Saturday, April 30, 2011

Farewell, dear Ruthie

She was just 7 years old the first time I laid eyes on the little blond imp, and I was 15. It was three years after my mother had died, and my father ended up marrying her mother, who had been through a rather unpleasant divorce. I was the typical sullen teenager and she was a little bit of a bratty kid. But I was thrilled at the prospect of having a mother again, sort of.
It didn't all turn out to be a bowl full of cherries. Young Ruthie was difficult at times, demanding and strident. I was withdrawn, never sure how to react to a stepmother who was unpredictable, at least in my eyes. She would be upset with me over something she assumed I knew she did not approve of, and I would often just retreat to my room with hurt feelings and no idea why. In other words, we did not always communicate well. But somehow, we muddled through.
Fast forward to about four or five years ago. I'd encountered Ruth a few times at family gatherings, but by and large her mother had managed to keep the two families fairly separate, often having family affairs twice, once for her children and once for me and my bunch. She talked a lot about her family, and so I felt as if I knew them even though I rarely saw them (she had four children altogether, but only Ruthie had ever lived in the same household as I did).
My father died at age 95, back in 2005, in January. That same year, Ruth was diagnosed with breast cancer. I remember thinking how horrible it was for her mother, losing her husband of 35 years and then having to deal emotionally with her youngest and closest daughter's diagnosis.
A year or so later, I encountered Betty and Ruth in a restaurant in Salisbury, quite by accident. Ruth was wearing the "do-rag" that signals the hair loss that goes with radiation treatments for cancer. We hugged and spoke briefly.
A few years after that, Ruth was in town to settle her father's estate, a farm in Pocomoke City (which had belonged to her mother's family originally). We got to know each other a bit better then, while she was in town. In 2009, I visited Ruth in Las Vegas., By that time, it was a foregone conclusion that Ruth's cancer was terminal, but she was so full of life and sunny in disposition, it was hard to imagine that she was really that sick.
It was the last time I saw her alive. We spoke on the phone a few times, my daughter visited her just a few weeks before the end, and we texted and facebooked from time to time.
When I learned of her passing on April 16, a week before Easter, I was not surprised, but I was saddened. She'd been living in California for the past year, so I wasn't able to be involved in her day-to-day life, but she had wonderful friends and neighbors surrounding her, a loving husband who devoted himself to caring for her and she reconciled with her surviving brother.

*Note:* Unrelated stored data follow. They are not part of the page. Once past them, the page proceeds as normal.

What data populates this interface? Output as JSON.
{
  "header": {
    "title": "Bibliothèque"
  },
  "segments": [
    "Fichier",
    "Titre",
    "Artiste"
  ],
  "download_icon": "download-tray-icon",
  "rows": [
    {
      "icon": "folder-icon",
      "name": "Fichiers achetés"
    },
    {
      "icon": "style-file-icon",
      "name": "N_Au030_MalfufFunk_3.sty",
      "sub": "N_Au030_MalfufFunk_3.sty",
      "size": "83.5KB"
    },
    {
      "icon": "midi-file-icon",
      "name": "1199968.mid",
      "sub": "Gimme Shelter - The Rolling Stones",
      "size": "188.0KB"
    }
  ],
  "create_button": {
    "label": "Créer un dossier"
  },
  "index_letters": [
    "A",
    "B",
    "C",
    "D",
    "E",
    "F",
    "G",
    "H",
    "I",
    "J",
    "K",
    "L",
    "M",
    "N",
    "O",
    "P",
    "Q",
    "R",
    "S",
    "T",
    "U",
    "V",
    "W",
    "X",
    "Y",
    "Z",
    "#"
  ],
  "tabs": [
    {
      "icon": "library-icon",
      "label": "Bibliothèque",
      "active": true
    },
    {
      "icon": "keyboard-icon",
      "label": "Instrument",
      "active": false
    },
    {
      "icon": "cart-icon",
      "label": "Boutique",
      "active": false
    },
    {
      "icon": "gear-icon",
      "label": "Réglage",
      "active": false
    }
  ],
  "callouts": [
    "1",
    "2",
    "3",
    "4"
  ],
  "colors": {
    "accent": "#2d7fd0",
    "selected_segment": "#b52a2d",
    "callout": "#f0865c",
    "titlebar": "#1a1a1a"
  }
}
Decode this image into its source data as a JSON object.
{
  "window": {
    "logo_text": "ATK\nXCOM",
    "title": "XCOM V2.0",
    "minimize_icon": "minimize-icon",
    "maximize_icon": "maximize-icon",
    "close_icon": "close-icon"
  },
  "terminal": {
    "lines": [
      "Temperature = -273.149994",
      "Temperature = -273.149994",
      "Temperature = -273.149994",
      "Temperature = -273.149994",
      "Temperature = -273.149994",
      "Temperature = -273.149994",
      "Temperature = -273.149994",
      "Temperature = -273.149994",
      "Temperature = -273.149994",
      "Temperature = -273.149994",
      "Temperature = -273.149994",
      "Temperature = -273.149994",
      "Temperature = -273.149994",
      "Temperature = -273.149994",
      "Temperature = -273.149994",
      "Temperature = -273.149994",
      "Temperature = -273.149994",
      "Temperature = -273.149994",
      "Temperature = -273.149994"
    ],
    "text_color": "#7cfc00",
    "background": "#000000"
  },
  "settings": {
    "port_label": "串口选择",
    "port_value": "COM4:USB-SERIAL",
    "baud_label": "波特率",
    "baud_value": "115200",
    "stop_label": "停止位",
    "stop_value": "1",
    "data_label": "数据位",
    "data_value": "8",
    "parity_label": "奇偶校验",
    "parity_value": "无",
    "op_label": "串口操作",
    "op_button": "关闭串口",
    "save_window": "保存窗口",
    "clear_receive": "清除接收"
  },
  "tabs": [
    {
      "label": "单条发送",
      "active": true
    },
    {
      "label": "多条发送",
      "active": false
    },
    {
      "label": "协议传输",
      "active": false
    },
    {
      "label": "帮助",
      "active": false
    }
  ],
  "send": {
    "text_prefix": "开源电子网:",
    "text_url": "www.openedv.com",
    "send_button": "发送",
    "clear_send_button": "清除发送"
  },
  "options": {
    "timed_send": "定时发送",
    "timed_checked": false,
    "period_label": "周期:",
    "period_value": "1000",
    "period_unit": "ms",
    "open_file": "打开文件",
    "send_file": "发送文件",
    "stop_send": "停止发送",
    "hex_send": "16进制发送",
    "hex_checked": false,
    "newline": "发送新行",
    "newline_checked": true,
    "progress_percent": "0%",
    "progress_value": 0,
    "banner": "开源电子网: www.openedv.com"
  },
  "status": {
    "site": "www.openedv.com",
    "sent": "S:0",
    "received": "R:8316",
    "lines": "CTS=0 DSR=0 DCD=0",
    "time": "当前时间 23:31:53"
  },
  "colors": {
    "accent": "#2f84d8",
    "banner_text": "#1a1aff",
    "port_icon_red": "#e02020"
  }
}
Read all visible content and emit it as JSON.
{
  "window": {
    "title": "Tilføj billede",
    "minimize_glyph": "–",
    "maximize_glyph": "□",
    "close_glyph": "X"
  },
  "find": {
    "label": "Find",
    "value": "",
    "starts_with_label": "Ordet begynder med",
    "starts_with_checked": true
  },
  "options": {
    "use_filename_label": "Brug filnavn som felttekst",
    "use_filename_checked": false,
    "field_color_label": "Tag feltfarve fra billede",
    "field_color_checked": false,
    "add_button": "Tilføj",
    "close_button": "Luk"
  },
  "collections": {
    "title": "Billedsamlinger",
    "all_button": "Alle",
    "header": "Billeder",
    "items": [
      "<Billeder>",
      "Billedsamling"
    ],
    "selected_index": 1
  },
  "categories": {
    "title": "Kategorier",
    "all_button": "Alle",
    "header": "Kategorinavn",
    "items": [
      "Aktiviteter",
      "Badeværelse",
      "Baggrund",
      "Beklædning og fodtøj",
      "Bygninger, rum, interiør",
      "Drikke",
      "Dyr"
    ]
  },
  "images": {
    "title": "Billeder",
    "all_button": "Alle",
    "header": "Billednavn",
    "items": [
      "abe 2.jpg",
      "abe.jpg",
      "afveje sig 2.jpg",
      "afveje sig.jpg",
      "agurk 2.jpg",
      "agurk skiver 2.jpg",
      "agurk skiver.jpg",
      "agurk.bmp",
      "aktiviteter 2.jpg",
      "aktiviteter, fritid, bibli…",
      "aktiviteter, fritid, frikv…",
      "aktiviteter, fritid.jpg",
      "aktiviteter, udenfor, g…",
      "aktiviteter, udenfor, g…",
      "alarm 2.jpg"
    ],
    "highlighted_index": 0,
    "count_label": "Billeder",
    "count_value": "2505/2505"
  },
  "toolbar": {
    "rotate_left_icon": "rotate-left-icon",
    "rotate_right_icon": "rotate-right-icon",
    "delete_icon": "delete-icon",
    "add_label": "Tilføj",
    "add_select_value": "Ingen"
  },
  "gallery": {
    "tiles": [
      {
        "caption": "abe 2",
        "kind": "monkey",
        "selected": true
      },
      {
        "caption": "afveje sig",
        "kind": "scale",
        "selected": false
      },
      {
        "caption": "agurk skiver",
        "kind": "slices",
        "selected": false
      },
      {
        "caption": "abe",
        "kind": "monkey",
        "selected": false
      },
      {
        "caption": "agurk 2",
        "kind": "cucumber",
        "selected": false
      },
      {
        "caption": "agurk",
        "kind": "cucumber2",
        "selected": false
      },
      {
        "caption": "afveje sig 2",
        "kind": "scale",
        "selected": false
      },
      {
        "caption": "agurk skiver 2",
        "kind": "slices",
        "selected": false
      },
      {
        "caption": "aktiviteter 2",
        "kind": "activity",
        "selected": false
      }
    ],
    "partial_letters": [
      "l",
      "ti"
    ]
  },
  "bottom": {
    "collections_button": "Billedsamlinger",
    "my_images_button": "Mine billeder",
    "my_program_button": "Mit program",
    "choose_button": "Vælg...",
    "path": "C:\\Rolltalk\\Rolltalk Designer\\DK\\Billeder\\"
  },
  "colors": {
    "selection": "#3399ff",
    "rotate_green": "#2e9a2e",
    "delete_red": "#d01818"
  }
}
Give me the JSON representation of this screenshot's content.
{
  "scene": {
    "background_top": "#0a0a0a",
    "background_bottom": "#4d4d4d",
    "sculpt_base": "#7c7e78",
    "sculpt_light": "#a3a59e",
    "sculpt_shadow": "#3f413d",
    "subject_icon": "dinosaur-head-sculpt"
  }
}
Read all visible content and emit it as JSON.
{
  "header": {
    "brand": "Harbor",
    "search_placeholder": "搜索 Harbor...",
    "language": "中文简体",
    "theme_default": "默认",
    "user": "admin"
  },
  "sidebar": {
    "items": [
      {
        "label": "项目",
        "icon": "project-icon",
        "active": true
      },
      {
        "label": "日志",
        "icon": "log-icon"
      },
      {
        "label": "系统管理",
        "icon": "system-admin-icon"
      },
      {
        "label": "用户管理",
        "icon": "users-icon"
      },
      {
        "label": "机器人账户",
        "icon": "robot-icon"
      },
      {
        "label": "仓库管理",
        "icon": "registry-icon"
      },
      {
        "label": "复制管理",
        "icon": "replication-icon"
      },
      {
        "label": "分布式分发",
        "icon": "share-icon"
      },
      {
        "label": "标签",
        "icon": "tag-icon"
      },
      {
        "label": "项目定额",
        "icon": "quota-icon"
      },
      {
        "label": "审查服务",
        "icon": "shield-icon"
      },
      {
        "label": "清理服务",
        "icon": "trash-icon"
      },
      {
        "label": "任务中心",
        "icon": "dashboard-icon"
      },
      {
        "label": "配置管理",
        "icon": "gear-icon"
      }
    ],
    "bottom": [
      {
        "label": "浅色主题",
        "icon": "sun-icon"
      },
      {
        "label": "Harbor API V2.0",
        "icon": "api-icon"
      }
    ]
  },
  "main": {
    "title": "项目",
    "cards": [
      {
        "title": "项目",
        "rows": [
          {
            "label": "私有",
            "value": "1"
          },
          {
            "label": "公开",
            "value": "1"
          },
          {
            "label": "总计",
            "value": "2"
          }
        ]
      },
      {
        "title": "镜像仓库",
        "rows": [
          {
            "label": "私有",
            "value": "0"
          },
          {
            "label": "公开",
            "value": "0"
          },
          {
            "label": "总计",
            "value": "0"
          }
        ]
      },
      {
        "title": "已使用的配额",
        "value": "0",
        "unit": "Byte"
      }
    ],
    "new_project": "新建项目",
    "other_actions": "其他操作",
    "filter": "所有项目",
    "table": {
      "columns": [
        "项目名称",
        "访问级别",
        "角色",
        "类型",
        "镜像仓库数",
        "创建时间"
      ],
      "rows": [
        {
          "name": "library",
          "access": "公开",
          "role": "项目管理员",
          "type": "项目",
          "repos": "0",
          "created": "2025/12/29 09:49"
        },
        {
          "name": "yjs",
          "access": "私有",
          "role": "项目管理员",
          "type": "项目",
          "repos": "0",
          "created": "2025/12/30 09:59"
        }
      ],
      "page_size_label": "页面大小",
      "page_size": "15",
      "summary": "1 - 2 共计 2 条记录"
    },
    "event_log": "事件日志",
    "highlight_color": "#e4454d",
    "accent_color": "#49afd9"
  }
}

I believe she is in a better place now, where there is no more pain and suffering. She did suffer unimaginable pain, I deduce that from things she said, although she never, ever complained to me.
Ruth was a people person, I heard that over and over again at her funeral. She enjoyed outdoor activities, but was not really what you would call an athlete. She wasn't an artist, nor a musican, nor a writer. She was purely a people person who lived in the moment, and when she was with you, she was genuinely fascinated with you, your life, your thoughts. Her smile, infectious laugh and presence could light up a room, and she didn't even have to try. That's why she had accumulated such a devoted following of friends over the years. With all the broken relationships and ways we find to abuse each other in this earthly life, Ruth was a healer of relationships, a shining example of how we should all treat each other. She wasn't bitter or angry about her illness and unfortunate fate, or if she was, she never expressed it to most of us. She posted this in the "about Ruth" section of her facebook profile:
"Every day is a gift - so enjoy!!! Enjoying each & every day of my life."
And she did, I truly believe she did. I hope that she is now resting in the loving arms of God, free of pain and sorrow, and waiting for the rest of us to catch up with her someday.